Hirokazu Kore-eda broke his long tradition of attending TIFF premieres last year for Shoplifters because he was busy preparing The Truth—his first film made and set outside of Japan, with an international cast that includes screen titans Catherine Deneuve, Juliette Binoche and Ethan Hawke. A recipe, by all accounts, for success after his Palme d’Or glory. And yet there is an overfamiliarity that permeates this narrative, focused as it is on a brittle mother-daughter relationship that is recontextualized (rather too bluntly) in a film-within-the-film being shot with Deneuve’s character, an aging screen actress named Fabienne who has just published her subjectively embellished new memoir. These meta devices, be they nested counternarratives or semi-fictional books, are best used when the story being told needs to metamorphize outwards and be given new scope; unfortunately, the tale Kore-eda is trying to tell is unable to shift away from first gear because everything is largely played on the surface. Accusations of dishonesty, muddled recollections, and the imperiling of objective memorializing for the sake of celebrity and entertainment are all laid out plainly in words and deeds, leaving little for us to imagine or speculate on too exhaustively. And for a story that is, above all these things, trying to rekindle the storge between Deneuve’s Fabienne and Binoche’s Lumir after years of estrangement, there is something rote in the path it takes, which is full of the usual acrimonious confrontations and teary-eyed confessions that mark films of this nature. It’s an expectedness that not even the efforts of Deneuve and Binoche can forego, so that the ending of implied togetherness within the greenery of France feels altogether hollow.

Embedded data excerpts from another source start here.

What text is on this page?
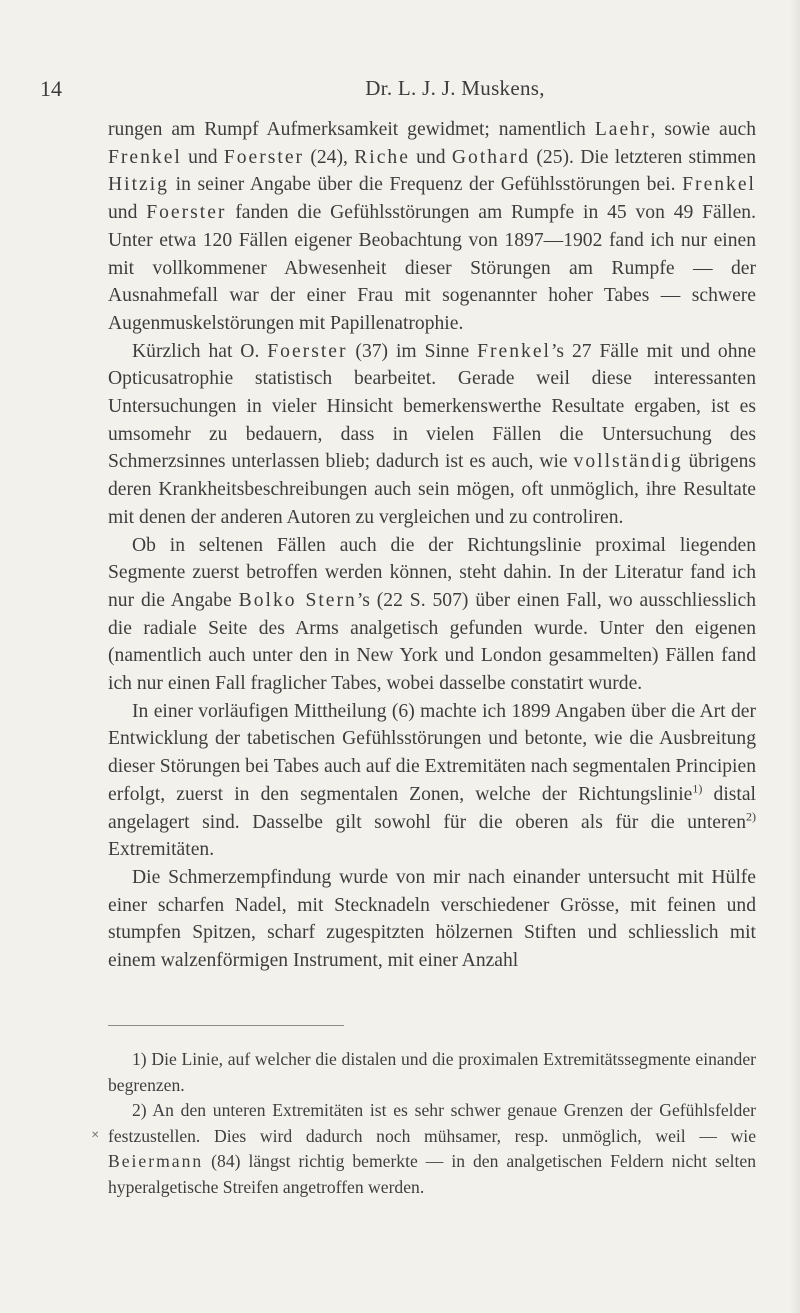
14	Dr. L. J. J. Muskens,

rungen am Rumpf Aufmerksamkeit gewidmet; namentlich Laehr, sowie auch Frenkel und Foerster (24), Riche und Gothard (25). Die letzteren stimmen Hitzig in seiner Angabe über die Frequenz der Gefühlsstörungen bei. Frenkel und Foerster fanden die Gefühlsstörungen am Rumpfe in 45 von 49 Fällen. Unter etwa 120 Fällen eigener Beobachtung von 1897—1902 fand ich nur einen mit vollkommener Abwesenheit dieser Störungen am Rumpfe — der Ausnahmefall war der einer Frau mit sogenannter hoher Tabes — schwere Augenmuskelstörungen mit Papillenatrophie.

Kürzlich hat O. Foerster (37) im Sinne Frenkel’s 27 Fälle mit und ohne Opticusatrophie statistisch bearbeitet. Gerade weil diese interessanten Untersuchungen in vieler Hinsicht bemerkenswerthe Resultate ergaben, ist es umsomehr zu bedauern, dass in vielen Fällen die Untersuchung des Schmerzsinnes unterlassen blieb; dadurch ist es auch, wie vollständig übrigens deren Krankheitsbeschreibungen auch sein mögen, oft unmöglich, ihre Resultate mit denen der anderen Autoren zu vergleichen und zu controliren.

Ob in seltenen Fällen auch die der Richtungslinie proximal liegenden Segmente zuerst betroffen werden können, steht dahin. In der Literatur fand ich nur die Angabe Bolko Stern’s (22 S. 507) über einen Fall, wo ausschliesslich die radiale Seite des Arms analgetisch gefunden wurde. Unter den eigenen (namentlich auch unter den in New York und London gesammelten) Fällen fand ich nur einen Fall fraglicher Tabes, wobei dasselbe constatirt wurde.

In einer vorläufigen Mittheilung (6) machte ich 1899 Angaben über die Art der Entwicklung der tabetischen Gefühlsstörungen und betonte, wie die Ausbreitung dieser Störungen bei Tabes auch auf die Extremitäten nach segmentalen Principien erfolgt, zuerst in den segmentalen Zonen, welche der Richtungslinie$^{1)}$ distal angelagert sind. Dasselbe gilt sowohl für die oberen als für die unteren$^{2)}$ Extremitäten.

Die Schmerzempfindung wurde von mir nach einander untersucht mit Hülfe einer scharfen Nadel, mit Stecknadeln verschiedener Grösse, mit feinen und stumpfen Spitzen, scharf zugespitzten hölzernen Stiften und schliesslich mit einem walzenförmigen Instrument, mit einer Anzahl

1) Die Linie, auf welcher die distalen und die proximalen Extremitätssegmente einander begrenzen.

2) An den unteren Extremitäten ist es sehr schwer genaue Grenzen der Gefühlsfelder festzustellen. Dies wird dadurch noch mühsamer, resp. unmöglich, weil — wie Beiermann (84) längst richtig bemerkte — in den analgetischen Feldern nicht selten hyperalgetische Streifen angetroffen werden.

✕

There is no denying the fun in watching Deneuve’s diva throw shade at her contemporaries (or, for that matter, Hawke as her inoffensive American son-in-law, who is otherwise wasted in his thankless role). In fact, most of the fun in this is in Deneuve’s barbed dialogue and withering retorts, which come with campy flourishes at every turn. The compassion with which Binoche injects Lumir is also a welcome tonic, but frankly none of the cast can save what is otherwise a banal and uninspired screenplay that feels like a lesser patchwork of ideas stitched together out of other, more superior sources. A few revisions could have yielded something better, though it’s too late for that now. What remains is a film that is distinctly, decidedly unremarkable.
The Truth had its North American premiere at TIFF in the Special Presentations programme on September 9, 2019.